On accuse volontiers l'industrie pharmaceutique d'avoir quelque chose à y voir. Mais on peut aussi soupçonner l'air du temps, qui est à la déresponsabilisation croissante des individus. Personne, en effet, ne répond plus de rien. De rien de mal, en tous les cas. Les coupables sont le système, ou la société, ou les autres, ou un dérèglement intérieur - d'un type déjà répertorié ou encore à définir - sans faute imputable.

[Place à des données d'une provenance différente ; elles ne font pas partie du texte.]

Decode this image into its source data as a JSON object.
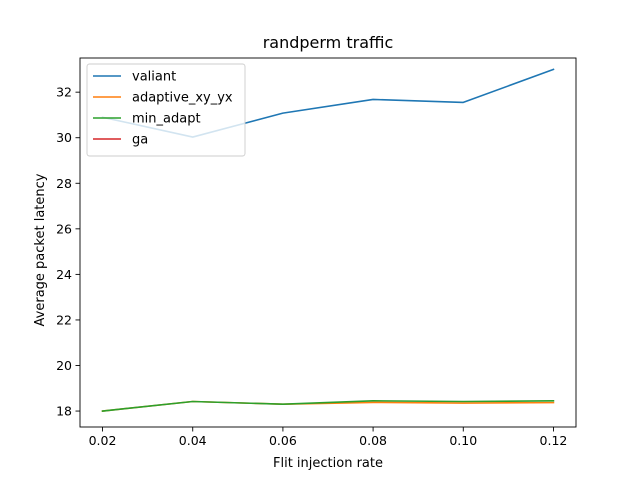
{
  "chart_data": {
    "type": "line",
    "title": "randperm traffic",
    "xlabel": "Flit injection rate",
    "ylabel": "Average packet latency",
    "x": [
      0.02,
      0.04,
      0.06,
      0.08,
      0.1,
      0.12
    ],
    "xlim": [
      0.015,
      0.125
    ],
    "ylim": [
      17.3,
      33.5
    ],
    "x_ticks": [
      0.02,
      0.04,
      0.06,
      0.08,
      0.1,
      0.12
    ],
    "x_tick_labels": [
      "0.02",
      "0.04",
      "0.06",
      "0.08",
      "0.10",
      "0.12"
    ],
    "y_ticks": [
      18,
      20,
      22,
      24,
      26,
      28,
      30,
      32
    ],
    "y_tick_labels": [
      "18",
      "20",
      "22",
      "24",
      "26",
      "28",
      "30",
      "32"
    ],
    "grid": false,
    "legend_position": "top-left",
    "series": [
      {
        "name": "valiant",
        "color": "#1f77b4",
        "values": [
          30.9,
          30.03,
          31.08,
          31.68,
          31.55,
          33.0
        ]
      },
      {
        "name": "adaptive_xy_yx",
        "color": "#ff7f0e",
        "values": [
          18.0,
          18.42,
          18.3,
          18.38,
          18.35,
          18.37
        ]
      },
      {
        "name": "min_adapt",
        "color": "#2ca02c",
        "values": [
          18.0,
          18.42,
          18.3,
          18.45,
          18.42,
          18.45
        ]
      },
      {
        "name": "ga",
        "color": "#d62728",
        "values": [
          null,
          null,
          null,
          null,
          null,
          null
        ]
      }
    ]
  }
}
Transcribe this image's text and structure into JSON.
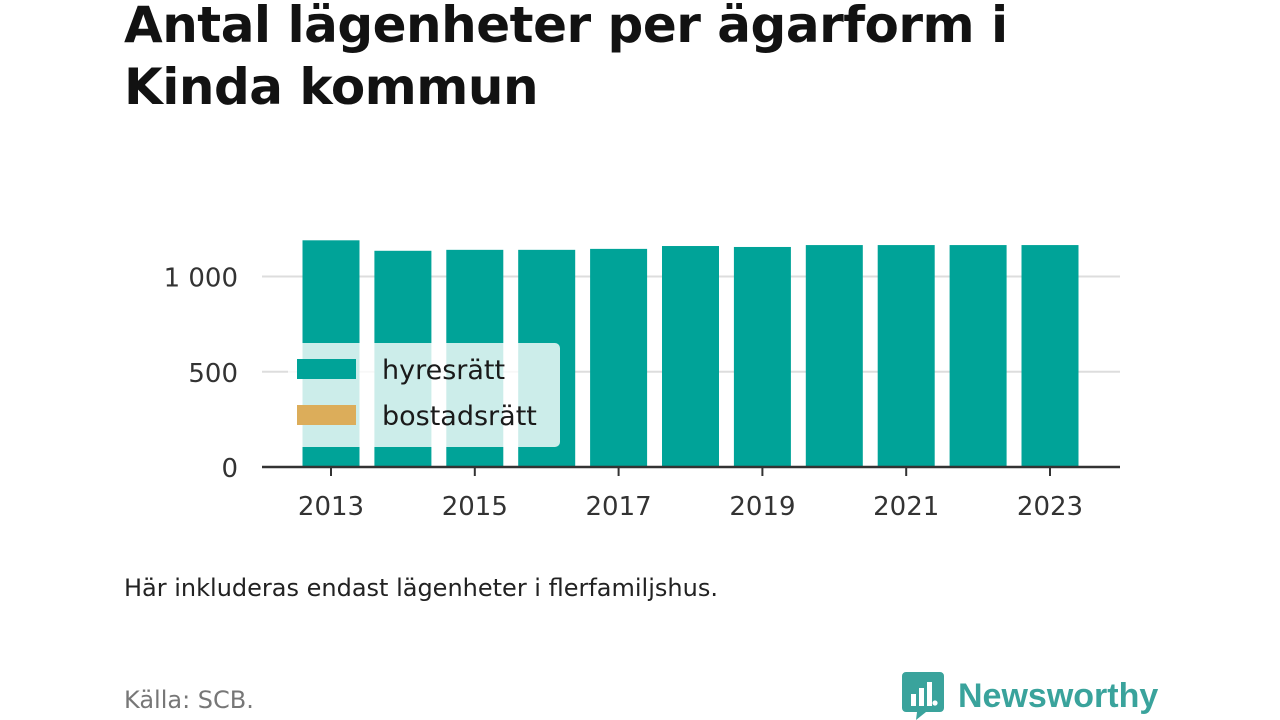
{
  "title": "Antal lägenheter per ägarform i Kinda kommun",
  "note": "Här inkluderas endast lägenheter i flerfamiljshus.",
  "source": "Källa: SCB.",
  "brand": "Newsworthy",
  "colors": {
    "hyresratt": "#00a398",
    "bostadsratt": "#dcad5a",
    "grid": "#dddddd",
    "axis": "#333333",
    "brand": "#3aa39c"
  },
  "chart_data": {
    "type": "bar",
    "stacked": true,
    "categories": [
      "2013",
      "2014",
      "2015",
      "2016",
      "2017",
      "2018",
      "2019",
      "2020",
      "2021",
      "2022",
      "2023"
    ],
    "x_tick_labels": [
      "2013",
      "2015",
      "2017",
      "2019",
      "2021",
      "2023"
    ],
    "series": [
      {
        "name": "hyresrätt",
        "values": [
          1190,
          1135,
          1140,
          1140,
          1145,
          1160,
          1155,
          1165,
          1165,
          1165,
          1165
        ]
      },
      {
        "name": "bostadsrätt",
        "values": [
          0,
          0,
          0,
          0,
          0,
          0,
          0,
          0,
          0,
          0,
          0
        ]
      }
    ],
    "y_ticks": [
      0,
      500,
      1000
    ],
    "y_tick_labels": [
      "0",
      "500",
      "1 000"
    ],
    "ylim": [
      0,
      1250
    ],
    "grid": true,
    "legend_position": "bottom-left"
  }
}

Juste pour une seconde, voyons ce qu'on pourrait appeler le «projet Breivik» avec cette faculté d'appréhension qui semble s'être atrophiée: celle du bon sens.

Il est à peu près établi que l'accusé a toujours eu par rapport à son dessein un comportement parfaitement cohérent, même techniquement sophistiqué. La véritable question n'est-elle pas alors de déterminer si le fait d'adhérer à une vue de l'esprit, une idéologie, une croyance, qui commande de massacrer une foule d'innocents constitue une maladie? Ou si cette adhésion est le résultat du libre arbitre?

Nous ignorons ce que la justice norvégienne fera des nouvelles expertises psychiatriques, probablement encore contradictoires, qui lui seront offertes. Cependant, nous savons le danger qu'il y aurait à dissocier la responsabilité individuelle du système moral que chacun choisit pour le guider dans ses gestes.

Anders Behring Breivik n'abjure pas la doctrine obscène qui l'a guidé et plaide sa complète lucidité avant, pendant et après les faits.

Peut-être devrait-on le croire sur parole.